Bis 1. Oktober 2007 verringerte sich die Anzahl dieser Marktgebiete auf 15, da E.ON, RWE und Wingas ihre insgesamt fünf Gebiete für H-Gas zusammenlegten (070311, 070511). Zwei Jahre später waren es nur noch sechs, da ENI, GRT und GVS sich dem gemeinsamen H-Gas-Gebiet von E.ON und bayernets anschlossen, das unter der Bezeichnung "Net Connect Germany" seit 1. Oktober 2008 existierte (080109), während VNG, Wingas und Gasunie/Statoil/Dong ihre H-Gas-Gebiete in die Neugründung "Gaspool" einbrachten. Ferner verringerte sich die Zahl der L-Gas-Gebiete weiter, da EWE, Erdgas Münster und Gasunie unter dem Druck der Bundesnetzagentur die "Aequamus" als gemeinsame Tochter für das Bilanzkreismanagement gründeten (090911).
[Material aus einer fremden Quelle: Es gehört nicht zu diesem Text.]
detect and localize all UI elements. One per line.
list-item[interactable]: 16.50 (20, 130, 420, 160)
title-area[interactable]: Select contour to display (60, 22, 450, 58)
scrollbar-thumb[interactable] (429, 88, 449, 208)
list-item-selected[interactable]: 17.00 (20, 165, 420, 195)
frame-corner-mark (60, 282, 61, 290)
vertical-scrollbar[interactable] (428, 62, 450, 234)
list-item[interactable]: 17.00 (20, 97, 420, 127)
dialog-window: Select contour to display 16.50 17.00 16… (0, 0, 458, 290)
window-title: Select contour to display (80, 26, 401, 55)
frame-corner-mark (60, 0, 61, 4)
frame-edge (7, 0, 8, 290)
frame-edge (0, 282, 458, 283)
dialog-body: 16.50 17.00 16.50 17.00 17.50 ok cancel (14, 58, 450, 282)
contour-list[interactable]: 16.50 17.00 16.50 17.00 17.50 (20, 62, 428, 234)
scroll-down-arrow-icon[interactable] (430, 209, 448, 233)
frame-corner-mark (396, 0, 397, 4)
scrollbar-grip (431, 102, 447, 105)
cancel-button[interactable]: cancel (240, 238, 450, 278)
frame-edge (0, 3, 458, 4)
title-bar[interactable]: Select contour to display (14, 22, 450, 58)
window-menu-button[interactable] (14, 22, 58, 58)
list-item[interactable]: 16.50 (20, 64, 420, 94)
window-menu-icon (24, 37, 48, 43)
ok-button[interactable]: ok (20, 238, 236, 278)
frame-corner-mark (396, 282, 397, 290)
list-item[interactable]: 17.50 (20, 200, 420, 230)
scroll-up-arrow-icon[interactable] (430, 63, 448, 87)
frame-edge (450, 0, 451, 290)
Damit gab es in Deutschland ab 1. Oktober 2009 nur noch sechs Marktgebiete, wobei Net Connect Germany, Gaspool und Thyssengas über jeweils ein Gebiet für H-Gas und L-Gas verfügten. Die im August 2010 erlassene Gasnetzzugangsverordnung sah jedoch eine weitere Reduzierung auf nur noch zwei Marktgebiete vor, die bis spätestens 2013 zu verwirklichen war (100811). Diese Forderung wurde bereits zum 1. Oktober 2011 erfüllt: Zunächst gab die Thyssengas ihre eigenständige Rolle auf und trat Net Connect Germany bei. Anschließend vereinigten die beiden noch verbliebenen Marktverantwortlichen Net Connect Germany und Gaspool ihre bislang noch separaten Handelsgeschäfte mit H-Gas und L-Gas in jeweils einem einzigen Marktgebiet.